A few years ago I was sitting in my flat in London watching Ladies of London with some friends that lived in my neighborhood. I had just moved from California to the UK and it was fun to watch as these women ran around my new home city. My friends and I would drink wine and take notes on new restaurants to try and things to see.
The first season ended and I didn’t think much about the show again.
Fast forward another year and I had just left my job without a concrete plan (definitely not a move I’d advise). I wanted to take my background in finance and marketing and freelance for small businesses.
The problem was, I was living in the UK, where I didn’t have a strong network. And, I was impatient. I wanted to start working with clients immediately.
One rainy evening I was home alone and decided to turn on season 2 of Ladies of London. As I was watching one episode, I occurred to me that a lot of the women on the show ran their own small businesses. And one in particular — a yoga instructor and author in the wellness space — seemed really interesting.
By the time the show ended, I decided that I was going to work with her. She was going to be my first client. Decision made.
Now all I needed to do was figure out how to contact her, send her an email that she would want to respond to, convince her to meet with me, and present a compelling idea.
I sent off my intro and waited.
Fast forward 3 years and I supported her as she built not one, but two businesses. I helped her re-brand, worked on her messaging so that the people who followed her would really hear what she was saying, and wrote thousands of words of copy for her. (And that’s us in photo above).
All from one decision.
While this was a bold move for me, it’s not my general M.O. I have a tendency to stick within my comfort zone and not do things that scare me. I sometimes need a big push to get me to make a big decision.

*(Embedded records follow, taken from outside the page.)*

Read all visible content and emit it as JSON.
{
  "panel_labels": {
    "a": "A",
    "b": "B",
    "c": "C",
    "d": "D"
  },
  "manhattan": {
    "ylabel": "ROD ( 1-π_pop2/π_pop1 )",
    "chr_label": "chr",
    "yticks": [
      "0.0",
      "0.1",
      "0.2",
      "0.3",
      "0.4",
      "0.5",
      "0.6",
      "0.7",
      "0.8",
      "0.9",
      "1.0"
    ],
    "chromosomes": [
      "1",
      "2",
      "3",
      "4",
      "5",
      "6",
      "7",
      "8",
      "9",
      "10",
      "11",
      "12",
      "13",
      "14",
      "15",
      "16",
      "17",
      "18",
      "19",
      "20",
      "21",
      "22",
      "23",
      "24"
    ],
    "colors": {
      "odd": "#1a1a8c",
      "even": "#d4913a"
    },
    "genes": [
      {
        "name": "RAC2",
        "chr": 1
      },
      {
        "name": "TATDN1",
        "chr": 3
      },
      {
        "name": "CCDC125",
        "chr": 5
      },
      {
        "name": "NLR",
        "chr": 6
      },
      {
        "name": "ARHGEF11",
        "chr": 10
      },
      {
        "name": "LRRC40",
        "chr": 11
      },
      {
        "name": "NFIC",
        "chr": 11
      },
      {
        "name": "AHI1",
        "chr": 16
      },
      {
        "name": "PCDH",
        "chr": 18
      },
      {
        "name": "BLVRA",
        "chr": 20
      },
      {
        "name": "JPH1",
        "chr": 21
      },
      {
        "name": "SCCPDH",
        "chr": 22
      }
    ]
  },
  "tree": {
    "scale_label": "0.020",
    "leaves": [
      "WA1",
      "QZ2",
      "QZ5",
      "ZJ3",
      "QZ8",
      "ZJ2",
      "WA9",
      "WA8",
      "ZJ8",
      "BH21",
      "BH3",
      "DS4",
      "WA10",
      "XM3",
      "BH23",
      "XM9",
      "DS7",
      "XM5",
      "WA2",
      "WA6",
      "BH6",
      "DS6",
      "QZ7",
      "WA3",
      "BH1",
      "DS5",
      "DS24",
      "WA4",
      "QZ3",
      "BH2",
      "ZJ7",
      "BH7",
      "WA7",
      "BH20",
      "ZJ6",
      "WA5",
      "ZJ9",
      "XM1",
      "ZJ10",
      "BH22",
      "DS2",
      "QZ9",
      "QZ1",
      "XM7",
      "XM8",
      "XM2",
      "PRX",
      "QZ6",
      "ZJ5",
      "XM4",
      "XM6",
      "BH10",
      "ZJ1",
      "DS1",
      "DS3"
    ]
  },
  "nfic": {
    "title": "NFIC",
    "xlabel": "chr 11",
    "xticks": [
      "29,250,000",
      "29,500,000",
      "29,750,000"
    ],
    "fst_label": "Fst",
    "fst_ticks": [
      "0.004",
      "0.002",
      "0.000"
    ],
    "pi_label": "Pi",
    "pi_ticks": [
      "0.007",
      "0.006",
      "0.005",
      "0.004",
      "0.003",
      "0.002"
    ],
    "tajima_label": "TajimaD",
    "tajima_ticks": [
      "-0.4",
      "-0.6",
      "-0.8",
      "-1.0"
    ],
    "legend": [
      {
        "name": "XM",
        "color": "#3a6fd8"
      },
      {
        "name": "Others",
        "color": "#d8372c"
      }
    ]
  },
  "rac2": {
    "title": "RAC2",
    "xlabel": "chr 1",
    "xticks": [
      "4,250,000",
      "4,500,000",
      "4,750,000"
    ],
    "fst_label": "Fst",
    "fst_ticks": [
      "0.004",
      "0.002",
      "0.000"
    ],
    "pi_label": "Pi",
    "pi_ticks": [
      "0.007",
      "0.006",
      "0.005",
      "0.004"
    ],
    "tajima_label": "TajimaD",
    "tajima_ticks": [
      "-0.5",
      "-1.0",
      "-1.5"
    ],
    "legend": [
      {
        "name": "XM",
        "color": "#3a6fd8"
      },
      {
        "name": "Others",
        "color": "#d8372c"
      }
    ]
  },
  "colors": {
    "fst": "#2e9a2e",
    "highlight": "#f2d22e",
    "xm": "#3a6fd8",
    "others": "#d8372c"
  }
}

Here is by far the best piece of advice I’ve heard to help when you’re facing a decision — big or small.
Is it scary or is it dangerous?
I was listening to the podcast How I Built This when I first heard this brilliant of advice. Jim Koch, was being interviewed about his experience leaving consulting and starting Boston Beer Company.
The way he broke down his thought process made me stop and rewind that part of the interview at least five times. Here’s how he made the decision to try something new:
“It’s the difference in life between things that are scary and things that are dangerous. There are plenty of things that are scary but aren’t dangerous. And there are things that are dangerous, but not scary. Those are the things that get you.”
He then goes on to explain this concept with rock-climbing. Rappeling down a cliff may be scary, but if you’re properly hooked in with belay ropes, they can hold a car. Walking off that cliff is scary but it’s not dangerous.
Going on a walk down a hill in the snow on a bright blue sunny day in May isn’t scary. But it is dangerous. Because as it gets warmer, snow is melting, your chance for an avalanche increases.
“In my situation, staying at BCG was dangerous but not scary. The danger there — the risk of it — was continuing to do something that didn’t make me happy and getting to 65 and go, “Oh my God. I wasted my life.” That is risk. That is danger.”
I love that this advice doesn’t have to relate only to entrepreneurs. If there’s something — anything — that you want to do and you’re nervous about it, I think this advice can give you some much-needed perspective.
Whether that’s changing careers, going after a promotion, investing in yourself and your education. All of those things can be scary, but odds are they won’t be dangerous.
In last week’s newsletter, when I shared the career pivot I had when we moved to London. I was so surprised by the responses I received back. So many people reached out saying they were at a decision point career-wise or life-wise and didn’t know what direction to go. Someone even shared that they were paralyzed by the choices in front of them.
I totally get that. Taking chances and making choices big or small can feel paralyzing. Though I’ve made drastic decisions in the past, I still struggle with wanting to retreat into my comfort zone. To delay scary decisions by remaining completely undecided about what I want.